Wellington, March 10 NZPA - Students are concerned at plans to link university funding to academic success, University Student Association co-president David Do says.

Tertiary Education Minister Steven Joyce, in his first speech in the role, told a business audience in Wellington yesterday that he had three short-term goals -- to tackle course completion rates; have qualifications that were meaningful and ensure student support money was not wasted.

Mr Joyce said that the sector's funding needed to be better used because there would be no more coming in the budget.

Between 5 and 10 percent of government funding for tertiary providers would be linked to student performance and dropout rates.

"Educational performance will be measured using indicators like successful course completion, qualification completion and student progression," Mr Joyce said.

Mr Do said Mr Joyce believed that tertiary institutions would provide more support to students, but he doubted this would happen as there was no money to achieve it.

The Education Ministry, Tertiary Education Commission (TEC) and Mr Joyce are working on how to apply the new requirement.

The proportion of funding affected would be kept low at the start but could increase over time.

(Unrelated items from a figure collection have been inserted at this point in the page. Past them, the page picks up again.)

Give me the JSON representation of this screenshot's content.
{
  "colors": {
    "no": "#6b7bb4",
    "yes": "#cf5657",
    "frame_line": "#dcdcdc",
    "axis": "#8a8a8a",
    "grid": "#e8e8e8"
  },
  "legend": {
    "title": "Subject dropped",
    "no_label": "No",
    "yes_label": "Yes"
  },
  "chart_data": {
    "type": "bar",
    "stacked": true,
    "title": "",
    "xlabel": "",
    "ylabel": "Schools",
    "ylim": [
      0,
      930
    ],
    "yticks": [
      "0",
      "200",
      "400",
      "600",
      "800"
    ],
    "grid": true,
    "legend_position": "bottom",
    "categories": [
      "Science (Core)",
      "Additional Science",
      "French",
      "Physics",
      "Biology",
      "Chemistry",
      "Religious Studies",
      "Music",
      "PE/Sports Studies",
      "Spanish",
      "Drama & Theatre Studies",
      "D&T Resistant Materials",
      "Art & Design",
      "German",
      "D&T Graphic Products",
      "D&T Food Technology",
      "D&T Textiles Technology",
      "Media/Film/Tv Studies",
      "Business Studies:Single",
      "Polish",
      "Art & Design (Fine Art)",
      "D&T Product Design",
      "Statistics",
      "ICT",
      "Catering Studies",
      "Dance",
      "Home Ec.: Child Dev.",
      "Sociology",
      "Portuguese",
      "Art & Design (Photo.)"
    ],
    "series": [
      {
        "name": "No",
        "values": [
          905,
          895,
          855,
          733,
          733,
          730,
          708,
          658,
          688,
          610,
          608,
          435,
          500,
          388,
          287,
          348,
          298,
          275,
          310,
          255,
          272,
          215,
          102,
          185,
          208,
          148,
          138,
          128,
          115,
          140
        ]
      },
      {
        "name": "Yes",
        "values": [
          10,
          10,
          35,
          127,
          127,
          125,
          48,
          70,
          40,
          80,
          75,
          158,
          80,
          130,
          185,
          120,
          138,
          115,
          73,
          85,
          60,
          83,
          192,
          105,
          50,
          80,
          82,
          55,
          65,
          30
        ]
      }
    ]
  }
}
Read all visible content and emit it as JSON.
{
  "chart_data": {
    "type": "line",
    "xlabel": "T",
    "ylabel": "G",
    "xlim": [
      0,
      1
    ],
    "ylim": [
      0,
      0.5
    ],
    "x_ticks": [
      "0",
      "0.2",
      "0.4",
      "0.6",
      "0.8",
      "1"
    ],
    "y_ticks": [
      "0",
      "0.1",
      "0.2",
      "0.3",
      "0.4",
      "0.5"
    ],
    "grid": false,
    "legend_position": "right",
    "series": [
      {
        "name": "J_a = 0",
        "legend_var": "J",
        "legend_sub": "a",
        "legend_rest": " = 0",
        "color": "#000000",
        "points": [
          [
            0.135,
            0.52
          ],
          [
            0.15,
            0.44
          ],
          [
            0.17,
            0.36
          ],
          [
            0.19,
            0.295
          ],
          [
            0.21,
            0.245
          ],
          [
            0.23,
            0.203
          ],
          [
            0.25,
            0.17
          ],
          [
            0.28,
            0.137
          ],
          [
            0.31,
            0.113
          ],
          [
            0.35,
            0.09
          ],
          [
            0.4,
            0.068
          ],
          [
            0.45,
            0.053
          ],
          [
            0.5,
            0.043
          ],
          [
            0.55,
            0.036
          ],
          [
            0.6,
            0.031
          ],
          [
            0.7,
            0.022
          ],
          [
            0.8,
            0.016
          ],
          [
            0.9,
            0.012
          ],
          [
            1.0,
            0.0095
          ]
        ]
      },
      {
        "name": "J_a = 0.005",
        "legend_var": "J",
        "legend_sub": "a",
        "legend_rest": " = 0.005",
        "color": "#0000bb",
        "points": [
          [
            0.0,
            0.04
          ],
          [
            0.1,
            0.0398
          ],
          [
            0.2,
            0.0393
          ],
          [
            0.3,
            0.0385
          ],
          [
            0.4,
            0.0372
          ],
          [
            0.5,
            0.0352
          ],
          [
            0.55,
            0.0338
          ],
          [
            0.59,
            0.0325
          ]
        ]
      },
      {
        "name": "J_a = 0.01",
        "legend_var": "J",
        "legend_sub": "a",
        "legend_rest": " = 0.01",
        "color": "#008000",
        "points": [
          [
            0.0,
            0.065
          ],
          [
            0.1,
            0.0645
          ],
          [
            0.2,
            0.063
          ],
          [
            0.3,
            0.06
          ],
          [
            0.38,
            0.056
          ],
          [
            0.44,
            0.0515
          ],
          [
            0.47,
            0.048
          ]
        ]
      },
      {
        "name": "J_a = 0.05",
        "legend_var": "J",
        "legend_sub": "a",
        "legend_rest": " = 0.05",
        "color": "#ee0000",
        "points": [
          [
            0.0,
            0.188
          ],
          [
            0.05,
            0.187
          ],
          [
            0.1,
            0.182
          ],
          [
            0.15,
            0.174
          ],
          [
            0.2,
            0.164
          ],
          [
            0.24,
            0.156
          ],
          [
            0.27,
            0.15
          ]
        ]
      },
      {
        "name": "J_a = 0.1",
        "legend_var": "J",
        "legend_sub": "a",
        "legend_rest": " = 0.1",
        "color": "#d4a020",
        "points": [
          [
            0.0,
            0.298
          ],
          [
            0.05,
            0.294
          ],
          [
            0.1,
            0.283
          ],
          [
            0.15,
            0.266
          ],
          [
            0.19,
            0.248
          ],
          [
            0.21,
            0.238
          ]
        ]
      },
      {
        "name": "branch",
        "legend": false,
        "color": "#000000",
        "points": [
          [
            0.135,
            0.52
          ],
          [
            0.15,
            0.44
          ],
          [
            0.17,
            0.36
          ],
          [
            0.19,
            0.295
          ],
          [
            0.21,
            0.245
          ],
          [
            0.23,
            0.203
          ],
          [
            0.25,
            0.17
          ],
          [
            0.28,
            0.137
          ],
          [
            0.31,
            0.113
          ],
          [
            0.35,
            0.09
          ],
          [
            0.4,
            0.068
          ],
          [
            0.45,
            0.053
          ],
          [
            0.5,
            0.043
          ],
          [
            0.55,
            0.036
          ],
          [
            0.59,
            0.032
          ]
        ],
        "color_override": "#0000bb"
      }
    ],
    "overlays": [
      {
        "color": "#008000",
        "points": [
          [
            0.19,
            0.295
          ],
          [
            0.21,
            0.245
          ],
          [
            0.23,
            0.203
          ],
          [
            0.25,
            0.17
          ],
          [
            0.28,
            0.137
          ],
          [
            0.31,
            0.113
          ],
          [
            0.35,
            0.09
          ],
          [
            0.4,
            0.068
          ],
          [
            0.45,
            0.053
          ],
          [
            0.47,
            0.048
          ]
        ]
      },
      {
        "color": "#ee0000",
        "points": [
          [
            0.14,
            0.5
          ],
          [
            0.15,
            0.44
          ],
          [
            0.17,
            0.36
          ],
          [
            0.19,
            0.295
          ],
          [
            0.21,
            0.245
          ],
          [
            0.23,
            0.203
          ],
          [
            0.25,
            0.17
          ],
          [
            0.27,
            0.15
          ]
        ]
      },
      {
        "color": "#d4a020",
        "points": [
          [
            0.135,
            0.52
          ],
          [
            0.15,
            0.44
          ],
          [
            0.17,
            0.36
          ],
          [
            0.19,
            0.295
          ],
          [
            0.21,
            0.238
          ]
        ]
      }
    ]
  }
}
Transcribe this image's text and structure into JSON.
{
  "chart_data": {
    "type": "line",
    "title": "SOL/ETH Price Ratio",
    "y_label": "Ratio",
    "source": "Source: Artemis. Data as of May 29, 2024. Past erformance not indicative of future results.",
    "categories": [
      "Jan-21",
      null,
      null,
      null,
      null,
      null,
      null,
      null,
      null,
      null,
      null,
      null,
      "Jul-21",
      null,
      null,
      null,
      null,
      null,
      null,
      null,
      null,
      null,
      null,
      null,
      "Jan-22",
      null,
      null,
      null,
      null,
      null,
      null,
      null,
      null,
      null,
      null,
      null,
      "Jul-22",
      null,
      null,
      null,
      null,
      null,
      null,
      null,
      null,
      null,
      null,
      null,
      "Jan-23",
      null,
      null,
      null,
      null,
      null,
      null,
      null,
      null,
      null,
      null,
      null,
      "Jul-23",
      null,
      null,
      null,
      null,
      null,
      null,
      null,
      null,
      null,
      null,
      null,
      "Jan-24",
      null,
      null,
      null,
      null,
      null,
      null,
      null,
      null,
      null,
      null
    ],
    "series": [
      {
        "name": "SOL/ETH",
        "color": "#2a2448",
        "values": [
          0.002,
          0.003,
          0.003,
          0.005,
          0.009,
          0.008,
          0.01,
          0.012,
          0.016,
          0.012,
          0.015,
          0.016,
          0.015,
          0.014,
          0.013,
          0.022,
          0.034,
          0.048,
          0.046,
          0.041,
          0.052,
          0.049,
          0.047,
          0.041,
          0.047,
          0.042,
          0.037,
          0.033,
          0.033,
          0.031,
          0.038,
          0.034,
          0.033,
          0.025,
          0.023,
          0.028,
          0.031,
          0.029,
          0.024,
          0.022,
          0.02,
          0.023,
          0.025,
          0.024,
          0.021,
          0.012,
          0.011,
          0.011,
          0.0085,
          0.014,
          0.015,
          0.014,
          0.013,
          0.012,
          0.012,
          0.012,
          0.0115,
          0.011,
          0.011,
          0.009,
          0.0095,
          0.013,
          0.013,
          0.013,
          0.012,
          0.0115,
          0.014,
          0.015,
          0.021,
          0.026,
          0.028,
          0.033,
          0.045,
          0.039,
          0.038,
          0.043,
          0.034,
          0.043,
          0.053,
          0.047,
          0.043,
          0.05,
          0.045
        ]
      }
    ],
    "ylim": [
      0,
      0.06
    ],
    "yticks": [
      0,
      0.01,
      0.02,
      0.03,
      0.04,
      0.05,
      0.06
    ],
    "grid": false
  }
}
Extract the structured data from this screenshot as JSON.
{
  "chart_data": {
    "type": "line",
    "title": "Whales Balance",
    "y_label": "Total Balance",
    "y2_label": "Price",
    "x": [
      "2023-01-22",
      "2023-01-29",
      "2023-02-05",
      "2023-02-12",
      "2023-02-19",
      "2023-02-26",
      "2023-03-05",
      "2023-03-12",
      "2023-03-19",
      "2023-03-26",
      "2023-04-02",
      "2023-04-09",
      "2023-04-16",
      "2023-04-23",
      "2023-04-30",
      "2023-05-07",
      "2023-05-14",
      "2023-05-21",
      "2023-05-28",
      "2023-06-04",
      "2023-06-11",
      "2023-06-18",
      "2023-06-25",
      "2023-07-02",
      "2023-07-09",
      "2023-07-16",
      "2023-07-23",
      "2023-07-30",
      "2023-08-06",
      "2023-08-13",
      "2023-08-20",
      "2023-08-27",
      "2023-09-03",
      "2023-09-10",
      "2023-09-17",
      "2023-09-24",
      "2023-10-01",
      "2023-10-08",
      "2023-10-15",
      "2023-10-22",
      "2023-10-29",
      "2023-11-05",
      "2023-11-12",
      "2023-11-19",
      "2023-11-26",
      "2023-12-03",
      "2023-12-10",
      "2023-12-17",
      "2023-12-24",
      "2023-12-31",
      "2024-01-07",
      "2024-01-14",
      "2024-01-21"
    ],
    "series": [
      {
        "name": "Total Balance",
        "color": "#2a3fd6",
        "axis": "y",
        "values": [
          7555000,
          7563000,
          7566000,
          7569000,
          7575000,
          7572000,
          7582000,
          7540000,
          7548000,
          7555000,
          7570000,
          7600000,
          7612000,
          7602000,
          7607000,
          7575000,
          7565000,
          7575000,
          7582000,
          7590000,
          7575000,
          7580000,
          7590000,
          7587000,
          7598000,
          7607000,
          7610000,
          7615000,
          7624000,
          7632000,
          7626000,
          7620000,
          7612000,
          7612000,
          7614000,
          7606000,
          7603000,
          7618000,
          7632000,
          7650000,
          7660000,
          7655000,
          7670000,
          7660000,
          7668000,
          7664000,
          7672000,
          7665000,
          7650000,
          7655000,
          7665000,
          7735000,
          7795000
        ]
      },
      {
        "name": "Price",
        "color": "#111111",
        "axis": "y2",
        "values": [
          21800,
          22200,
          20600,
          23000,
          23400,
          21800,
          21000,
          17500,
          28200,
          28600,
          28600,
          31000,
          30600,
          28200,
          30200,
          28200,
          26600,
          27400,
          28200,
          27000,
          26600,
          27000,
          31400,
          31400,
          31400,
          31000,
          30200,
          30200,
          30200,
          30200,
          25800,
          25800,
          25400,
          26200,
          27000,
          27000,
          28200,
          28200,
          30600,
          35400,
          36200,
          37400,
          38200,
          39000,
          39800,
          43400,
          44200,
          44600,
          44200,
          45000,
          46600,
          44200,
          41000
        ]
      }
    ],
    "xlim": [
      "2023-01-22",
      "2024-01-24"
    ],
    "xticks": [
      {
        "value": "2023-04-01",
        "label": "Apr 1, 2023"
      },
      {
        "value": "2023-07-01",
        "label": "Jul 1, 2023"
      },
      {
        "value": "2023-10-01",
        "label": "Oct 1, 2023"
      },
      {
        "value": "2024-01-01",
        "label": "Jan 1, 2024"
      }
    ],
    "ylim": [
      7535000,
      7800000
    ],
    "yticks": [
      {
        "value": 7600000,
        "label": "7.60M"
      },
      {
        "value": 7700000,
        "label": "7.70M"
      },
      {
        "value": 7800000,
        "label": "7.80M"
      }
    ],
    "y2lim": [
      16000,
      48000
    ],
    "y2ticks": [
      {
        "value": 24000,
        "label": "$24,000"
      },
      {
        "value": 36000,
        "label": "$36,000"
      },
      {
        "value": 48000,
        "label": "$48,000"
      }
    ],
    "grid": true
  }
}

Mr Joyce told journalists 90 to 95 percent of funding would still be based on enrolments.

He said he did not have a general concern about success rates across the sector but there were some other worries.

"As much as possible we don't want people leaving the tertiary education with a significant loan and no qualifications to show for it."

Mr Joyce said the TEC and New Zealand Qualifications Authority would continue to monitor standards and the low level of funding affected was also a protection.

"You wouldn't want to make it anything as draconian as 100 percent pass rates or anything like that," he said.

Mr Joyce also said students would not get automatic access to ongoing interest free loans. New Zealand put a higher proportion of its tertiary education funding into student support than other countries; 42 percent of the $4 billion a year budget compared to 31 percent in Australia and an Organisation for Economic Co-operation and Development (OECD) average of 19 percent.

He wanted to see continued access to student loans linked to academic progress.

Mr Do said tying loans access to academic progress would be unnecessary and restrictive and work against moves to get more young people, Maori and Pasifika students into higher education.

Most students needed the money to survive and to jeopardise this would be worrying, Mr Do said.